知っておくと役に立つ最近のリフォーム事情をよく知る連載コラム

Vol.69
「グリーン住宅ポイント制度」って?
メリットを駆使して断熱リフォームを!

新しい補助策の狙いは景気回復と脱炭素化

 2020年12月15日、住宅のリフォーム工事に活用できる新しい国の補助策「グリーン住宅ポイント制度」が国土交通省から発表されました。この新しい制度は、新型コロナウイルスの影響で低迷する景気の刺激策として、住宅需要の喚起を行うもの。名前に「グリーン」と付いているように、省エネ住宅を増やして「脱炭素化」を推進することも目的のひとつです。政府や関連業界もこれから準備が整っていく段階で、詳細が明らかでないところもありますが、第一報として資料から読み取れる内容を概説します。ここでは、現在住んでいる自宅のリフォームを考えている方に有益な情報をまとめます。
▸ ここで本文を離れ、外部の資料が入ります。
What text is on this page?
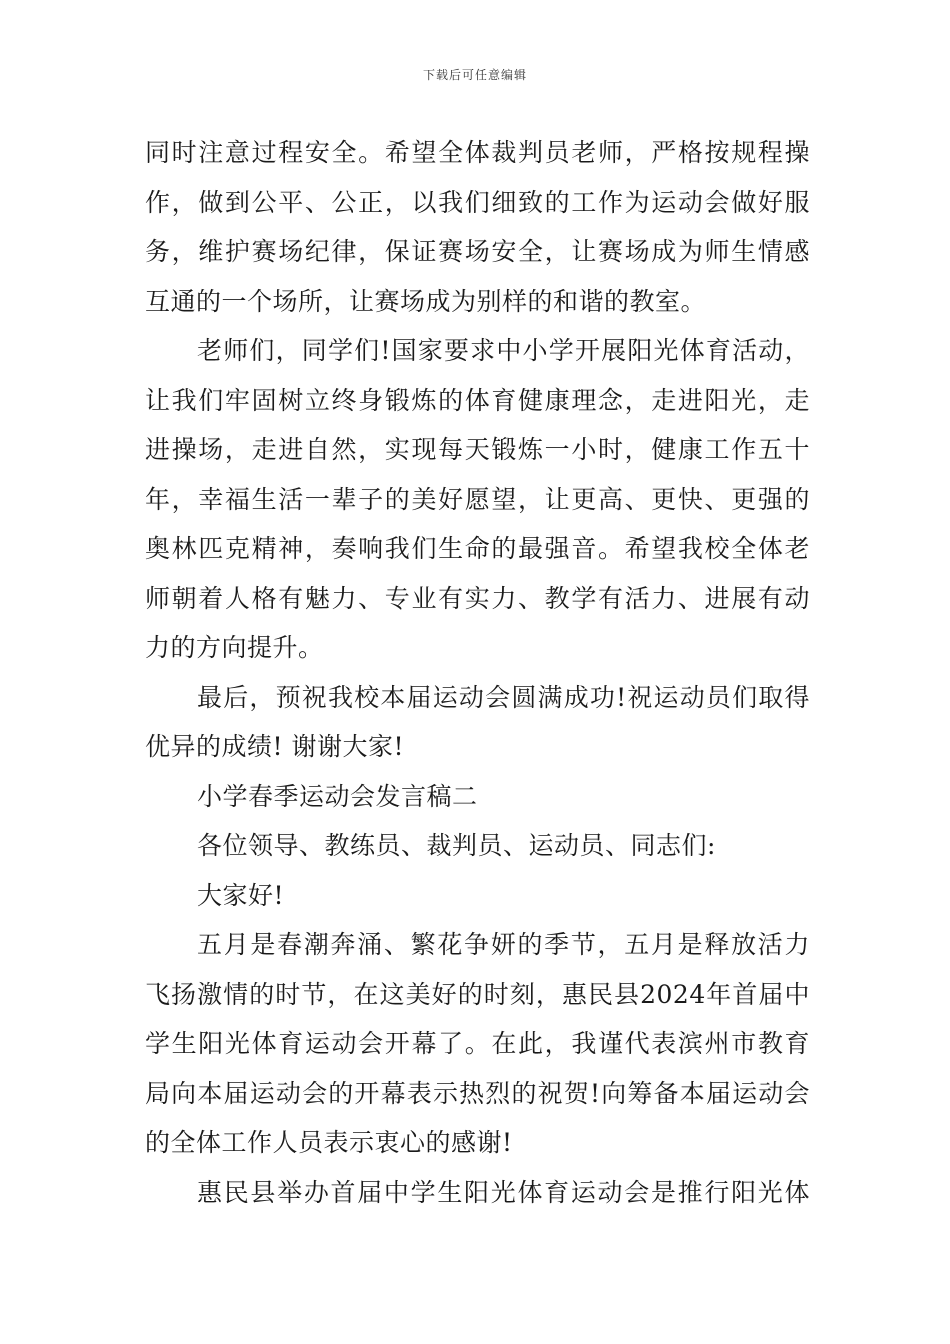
下载后可任意编辑
同时注意过程安全。希望全体裁判员老师，严格按规程操
作，做到公平、公正，以我们细致的工作为运动会做好服
务，维护赛场纪律，保证赛场安全，让赛场成为师生情感
互通的一个场所，让赛场成为别样的和谐的教室。
老师们，同学们!国家要求中小学开展阳光体育活动，
让我们牢固树立终身锻炼的体育健康理念，走进阳光，走
进操场，走进自然，实现每天锻炼一小时，健康工作五十
年，幸福生活一辈子的美好愿望，让更高、更快、更强的
奥林匹克精神，奏响我们生命的最强音。希望我校全体老
师朝着人格有魅力、专业有实力、教学有活力、进展有动
力的方向提升。
最后，预祝我校本届运动会圆满成功!祝运动员们取得
优异的成绩! 谢谢大家!
小学春季运动会发言稿二
各位领导、教练员、裁判员、运动员、同志们:
大家好!
五月是春潮奔涌、繁花争妍的季节，五月是释放活力
飞扬激情的时节，在这美好的时刻，惠民县2024年首届中
学生阳光体育运动会开幕了。在此，我谨代表滨州市教育
局向本届运动会的开幕表示热烈的祝贺!向筹备本届运动会
的全体工作人员表示衷心的感谢!
惠民县举办首届中学生阳光体育运动会是推行阳光体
 ざっくりと説明すると、制度の目的にかなうリフォーム工事には、1ポイント1円相当のポイントが付与されます。上限は、30万ポイント(30万円相当)で、商品の購入や追加工事の費用として使うことができますが、詳しいことは後述します。


どんなリフォームでポイントがもらえるの?

 ポイント発行の対象は、「環境」「安全・安心」「健康長寿・高齢者対応」に役立つリフォーム工事です。必須の内容として、「環境(脱炭素化)」に関する以下の3つが提示されており、最低ひとつは行わなければ対象になりません。

①窓やドアなど開口部の断熱改修
②外壁、屋根・ 天井又は床の断熱改修
③エコ住宅設備の設置

 窓の断熱改修は、単板ガラスを複層ガラスに交換、窓そのものを断熱サッシに交換、内窓の新設または交換がいずれも対象になり、面積や枚数ごとにポイントが設定されています。エコ住宅設備とは、高断熱浴槽や高効率給湯器、節水型のトイレなどで、これらを導入することでポイントが得られます。

 上記にプラスされる任意のポイント対象リフォームとしては、「安全・安心」「健康長寿・高齢者対応」に関わる以下の3つが含まれます。

①耐震改修
②バリアフリー改修
③リフォーム瑕疵保険等への加入

 耐震改修は、旧耐震基準により建築された住宅を、現行の耐震基準に適合させる工事。バリアフリー改修は、手すりの設置や段差解消、廊下幅等の拡張などが含まれます。


ポイント上限の詳細は?何に交換できるの?

 ポイントの付与は合計5万ポイントから(それ以下は対象外)。上限は30万ポイントですが、「若者・子育て世帯」では上限が45万ポイントまでアップします。「若者世帯」は2020年12月15日時点で40歳未満の世帯を指し、「子育て世帯」は2020年12月15日時点、またはポイント発行申請時点で18歳未満の子がいる世帯のことを指します。(中古住宅を購入し、リフォームを行う場合は上限額が異なりますが、ここでは割愛)

 ポイントで交換できるのは、対象となる「商品」または「追加工事」です。商品は、「新たな日常」「環境」「安全・安心」「健康長寿・高齢者対応」「子育て支援、働き方改革」「地域振興」の助けになるものとされています。今後政府が公募を行い、商品が選定されるに従いウェブサイトなどで公表されていくと思われます。

 追加工事はテレワークや感染症予防といった「新たな日常」に対応するものや、「防災」に関連する内容が対象となります。例えばリモートワークのためのワークスペース設置や菌・ウイルス拡散防止の工事、家事負担を軽減する工事などとなっています。


申請は、いつどうやってするの?

 ポイント申請の対象となるのは、2021年10月31日までに工事請負契約を締結したリフォーム工事。申請の開始時期については、国土交通省が2021年2月ごろ公表する予定です。申請は原則工事完了後に行いますが、請負契約額が1千万円以上の大規模リフォーム工事に限っては、工事完了前でも必要書類がそろえば申請可能(ただし、工事完了後に完了報告書提出の義務が生じます)。申請は自分でも行えますが、リフォーム会社に任せられれば負担になりません。これまで行われた次世代住宅ポイント制度などに実績のある、申請業務に慣れたリフォーム会社を選ぶのが無難。検討項目に「ポイント制度のアナウンスをしているか、申請に実績があるか」を加えておくといいでしょう。 グリーン住宅ポイント制度は、リフォームの機会をうかがっている人にお得なチャンス。制度は予算がなくなり次第終了する予定なので、早めに検討を始めてはいかがでしょうか。